Professor Swaran Singh, who led the probe, examined 1,418 complaints which had been recorded in the party's complaints database between 2015 and 2020, finding that two-thirds of incidents related to allegations of anti-Muslim discrimination.

Announcing the findings, Singh said that "judging by the extent of complaints and findings of misconduct by the party itself that relate to anti-Muslim words and conduct, anti-Muslim sentiment remains a problem within the party.

"This is damaging to the party, and alienates a significant section of society."

The probe also examined the handlings of complaints made against specific senior Tory figures, including a fresh examination of Boris Johnson's comments in a 2018 Daily Telegraph column in which he described Muslim women who wear the burka as looking like "letterboxes" and "bank robbers".

Johnson had been cleared by a majority in an earlier independent panel inquiry following a complaint he broke the party's code of conduct when he made the comments.

But the latest report said several interviewees who spoke to the Singh inquiry considered the language to be "discriminatory and unacceptable".In a response to Singh's investigation, Johnson said he was sorry for "any offence taken" but appeared to defend his work, insisting that "in journalism you need to use language freely".

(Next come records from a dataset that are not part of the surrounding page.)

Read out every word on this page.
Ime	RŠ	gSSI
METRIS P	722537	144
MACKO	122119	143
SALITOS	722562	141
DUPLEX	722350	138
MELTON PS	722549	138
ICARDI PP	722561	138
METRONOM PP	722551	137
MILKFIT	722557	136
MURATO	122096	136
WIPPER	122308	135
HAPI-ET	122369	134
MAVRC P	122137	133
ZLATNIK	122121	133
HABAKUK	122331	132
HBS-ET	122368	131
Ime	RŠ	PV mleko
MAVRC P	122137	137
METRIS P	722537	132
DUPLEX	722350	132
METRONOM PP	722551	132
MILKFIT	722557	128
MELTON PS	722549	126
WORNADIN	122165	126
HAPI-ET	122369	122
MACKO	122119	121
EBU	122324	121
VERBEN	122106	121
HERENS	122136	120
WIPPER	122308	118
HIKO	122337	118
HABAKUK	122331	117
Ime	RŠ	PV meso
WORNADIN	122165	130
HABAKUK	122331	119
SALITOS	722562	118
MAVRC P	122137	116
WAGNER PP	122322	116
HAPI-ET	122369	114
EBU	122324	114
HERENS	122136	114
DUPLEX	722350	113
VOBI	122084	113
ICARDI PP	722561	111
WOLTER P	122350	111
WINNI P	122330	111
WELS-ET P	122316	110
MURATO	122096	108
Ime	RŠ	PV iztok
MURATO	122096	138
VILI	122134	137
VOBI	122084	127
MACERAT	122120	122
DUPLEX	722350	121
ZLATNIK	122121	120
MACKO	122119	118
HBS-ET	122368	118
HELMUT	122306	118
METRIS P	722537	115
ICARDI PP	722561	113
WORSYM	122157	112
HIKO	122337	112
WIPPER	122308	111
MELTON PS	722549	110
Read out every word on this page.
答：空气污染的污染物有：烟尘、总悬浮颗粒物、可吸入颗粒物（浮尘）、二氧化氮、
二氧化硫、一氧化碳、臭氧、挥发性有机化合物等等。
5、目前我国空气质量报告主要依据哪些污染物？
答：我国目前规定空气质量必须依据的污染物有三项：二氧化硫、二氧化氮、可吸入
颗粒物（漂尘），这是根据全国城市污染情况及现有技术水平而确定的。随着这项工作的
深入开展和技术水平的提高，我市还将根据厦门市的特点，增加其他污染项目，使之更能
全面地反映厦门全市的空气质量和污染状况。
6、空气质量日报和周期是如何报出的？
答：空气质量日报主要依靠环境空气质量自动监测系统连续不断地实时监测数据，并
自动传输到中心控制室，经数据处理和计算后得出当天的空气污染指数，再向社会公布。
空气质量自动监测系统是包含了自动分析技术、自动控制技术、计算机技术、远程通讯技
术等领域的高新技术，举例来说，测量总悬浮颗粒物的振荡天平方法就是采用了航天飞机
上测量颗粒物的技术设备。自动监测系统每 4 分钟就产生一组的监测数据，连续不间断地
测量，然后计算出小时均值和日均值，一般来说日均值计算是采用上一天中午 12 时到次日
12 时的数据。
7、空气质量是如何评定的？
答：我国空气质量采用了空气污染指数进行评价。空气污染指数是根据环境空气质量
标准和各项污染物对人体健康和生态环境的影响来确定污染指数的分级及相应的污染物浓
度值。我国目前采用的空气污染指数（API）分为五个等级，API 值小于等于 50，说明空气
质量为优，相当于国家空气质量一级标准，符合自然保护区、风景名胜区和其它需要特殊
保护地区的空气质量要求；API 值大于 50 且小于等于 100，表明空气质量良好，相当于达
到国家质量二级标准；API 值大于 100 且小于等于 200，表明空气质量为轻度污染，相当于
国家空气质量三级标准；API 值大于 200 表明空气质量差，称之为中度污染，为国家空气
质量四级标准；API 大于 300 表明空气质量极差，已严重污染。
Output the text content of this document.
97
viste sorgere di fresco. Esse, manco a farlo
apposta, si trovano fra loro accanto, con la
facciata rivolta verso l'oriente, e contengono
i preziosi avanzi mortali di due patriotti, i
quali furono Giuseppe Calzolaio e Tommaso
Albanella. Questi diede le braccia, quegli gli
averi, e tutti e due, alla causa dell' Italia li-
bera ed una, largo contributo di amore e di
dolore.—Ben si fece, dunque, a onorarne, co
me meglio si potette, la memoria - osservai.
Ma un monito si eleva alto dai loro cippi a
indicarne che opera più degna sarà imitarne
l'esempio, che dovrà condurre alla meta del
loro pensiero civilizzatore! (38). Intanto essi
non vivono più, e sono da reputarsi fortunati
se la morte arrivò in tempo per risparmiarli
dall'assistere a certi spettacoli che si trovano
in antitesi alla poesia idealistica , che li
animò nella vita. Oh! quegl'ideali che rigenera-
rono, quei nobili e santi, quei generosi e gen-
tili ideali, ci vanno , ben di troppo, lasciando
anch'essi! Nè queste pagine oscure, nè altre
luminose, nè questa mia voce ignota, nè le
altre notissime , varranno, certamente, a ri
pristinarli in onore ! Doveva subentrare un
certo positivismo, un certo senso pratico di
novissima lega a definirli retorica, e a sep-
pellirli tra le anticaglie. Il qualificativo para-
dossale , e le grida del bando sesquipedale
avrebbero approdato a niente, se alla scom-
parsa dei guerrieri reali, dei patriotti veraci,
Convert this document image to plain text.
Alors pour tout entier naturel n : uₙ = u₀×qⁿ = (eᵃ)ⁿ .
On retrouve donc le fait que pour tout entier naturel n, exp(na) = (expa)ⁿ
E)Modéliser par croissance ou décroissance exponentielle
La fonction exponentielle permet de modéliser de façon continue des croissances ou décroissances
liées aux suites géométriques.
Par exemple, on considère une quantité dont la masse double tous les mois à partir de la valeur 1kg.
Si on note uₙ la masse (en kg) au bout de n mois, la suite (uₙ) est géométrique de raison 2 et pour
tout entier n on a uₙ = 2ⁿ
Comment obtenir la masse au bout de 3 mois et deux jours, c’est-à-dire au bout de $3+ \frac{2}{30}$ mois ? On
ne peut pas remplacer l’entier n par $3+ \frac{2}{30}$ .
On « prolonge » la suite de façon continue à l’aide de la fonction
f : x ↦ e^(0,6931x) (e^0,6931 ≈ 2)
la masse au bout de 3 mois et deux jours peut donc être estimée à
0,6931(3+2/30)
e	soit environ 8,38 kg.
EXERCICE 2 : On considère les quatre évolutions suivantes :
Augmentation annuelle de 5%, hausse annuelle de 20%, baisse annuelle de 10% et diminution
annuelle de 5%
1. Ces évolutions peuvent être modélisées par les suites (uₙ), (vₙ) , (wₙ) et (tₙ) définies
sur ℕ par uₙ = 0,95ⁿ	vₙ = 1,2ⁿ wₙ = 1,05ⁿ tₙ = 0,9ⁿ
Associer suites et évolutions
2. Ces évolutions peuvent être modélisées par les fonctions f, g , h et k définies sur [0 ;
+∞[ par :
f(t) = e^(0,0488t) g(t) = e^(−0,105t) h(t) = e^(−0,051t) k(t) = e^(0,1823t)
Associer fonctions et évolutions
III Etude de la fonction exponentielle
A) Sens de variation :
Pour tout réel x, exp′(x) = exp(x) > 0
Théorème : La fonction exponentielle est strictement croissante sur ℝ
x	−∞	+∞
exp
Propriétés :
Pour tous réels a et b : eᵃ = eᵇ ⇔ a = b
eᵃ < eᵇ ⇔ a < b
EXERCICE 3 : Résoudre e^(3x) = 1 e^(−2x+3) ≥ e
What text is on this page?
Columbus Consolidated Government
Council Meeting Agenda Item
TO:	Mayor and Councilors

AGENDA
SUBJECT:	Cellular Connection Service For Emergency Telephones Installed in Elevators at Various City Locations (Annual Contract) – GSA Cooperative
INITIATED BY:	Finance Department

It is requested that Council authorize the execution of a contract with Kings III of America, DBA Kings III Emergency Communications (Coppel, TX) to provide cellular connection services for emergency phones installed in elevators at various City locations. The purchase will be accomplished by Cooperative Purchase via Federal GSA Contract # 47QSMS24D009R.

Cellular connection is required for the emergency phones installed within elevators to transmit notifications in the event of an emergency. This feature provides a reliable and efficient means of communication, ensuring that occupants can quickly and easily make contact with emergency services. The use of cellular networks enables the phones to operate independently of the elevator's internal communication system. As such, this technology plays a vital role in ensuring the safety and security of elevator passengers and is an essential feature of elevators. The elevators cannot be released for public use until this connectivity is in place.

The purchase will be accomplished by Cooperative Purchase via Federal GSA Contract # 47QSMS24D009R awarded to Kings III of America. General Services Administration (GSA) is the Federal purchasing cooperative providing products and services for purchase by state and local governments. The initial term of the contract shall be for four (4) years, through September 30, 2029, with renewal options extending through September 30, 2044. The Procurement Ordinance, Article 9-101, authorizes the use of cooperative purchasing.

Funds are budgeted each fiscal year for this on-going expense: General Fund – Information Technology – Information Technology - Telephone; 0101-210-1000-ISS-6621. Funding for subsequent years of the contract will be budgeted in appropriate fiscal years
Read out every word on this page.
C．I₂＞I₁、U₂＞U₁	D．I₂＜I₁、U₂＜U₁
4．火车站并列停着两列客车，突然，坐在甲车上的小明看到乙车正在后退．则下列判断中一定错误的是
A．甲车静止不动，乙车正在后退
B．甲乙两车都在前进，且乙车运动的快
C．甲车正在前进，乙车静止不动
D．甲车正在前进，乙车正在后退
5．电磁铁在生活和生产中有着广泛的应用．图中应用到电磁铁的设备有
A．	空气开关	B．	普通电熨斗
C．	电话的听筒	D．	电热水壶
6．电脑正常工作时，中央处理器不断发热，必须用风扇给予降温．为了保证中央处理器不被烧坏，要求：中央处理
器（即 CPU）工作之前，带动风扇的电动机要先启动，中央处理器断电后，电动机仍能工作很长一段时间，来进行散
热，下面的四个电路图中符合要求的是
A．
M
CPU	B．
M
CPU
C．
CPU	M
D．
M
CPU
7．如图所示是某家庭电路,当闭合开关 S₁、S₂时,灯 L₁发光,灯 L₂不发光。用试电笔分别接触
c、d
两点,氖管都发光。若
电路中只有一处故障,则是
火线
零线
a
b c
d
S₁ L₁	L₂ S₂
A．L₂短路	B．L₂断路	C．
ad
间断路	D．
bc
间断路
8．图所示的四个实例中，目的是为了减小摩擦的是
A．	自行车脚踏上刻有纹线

"I do know that offence has been taken at things I've said, that people expect a person in my position to get things right, but in journalism you need to use language freely. I am obviously sorry for any offence taken," he said.

"Would I use some of the offending language from my past writings today? Now that I am Prime Minister, I would not."

Singh, a former commissioner for the Equality and Human Rights Commission said that while Johnson's insistence he would not repeat the comments "could be considered leading by example" that "the investigation would like to emphasise that using measured and appropriate language should not be a requirement solely for senior people, but ought to be expected throughout the Conservative party."

He said the report would make for "uncomfortable reading" in the party which he urged to "fully accept" his recommendations.

"Racism and other forms of discrimination have a long-lasting and pernicious effect on individuals and communities," he said.

"We were tasked with scrutinising how the Conservative Party dealt with allegations of such discrimination and whether its policies and processes to deal with complaints of discrimination were fit for purpose. Our report should make for uncomfortable reading for the Party and, more importantly, spur it into action." 

He added: "I hope the Party will fully accept our recommendations and implement the changes needed in a transparent and timely manner."

A spokesperson for the Equality and Human Rights Commission, said:  "We will assess the report alongside the investigation’s terms of reference and await the Conservatives' response on the actions they will take.

"This process will take some time and we do not anticipate making any further comments until that work is completed."

Meanwhile, Tory MP Sajid Javid, who had challenged the Conservative candidates to commit to a probe during 2019's leadership contest, said he "welcomed" the publication of the report.

"Although the investigation didn't find any evidence of institutional or systemic anti-Muslim prejudice, it did find distressing examples of anti-Muslim sentiment at local Association and individual levels, as well as serious shortcomings in the Party's complaints process," he said.

"Stamping out discrimination, whether against Muslims or any other minority group, is an issue where our country's political parties have a responsibility to demonstrate leadership."

He added: "I strongly urge the Conservative Party to adopt the independent investigation's recommendations - unconditionally and in full."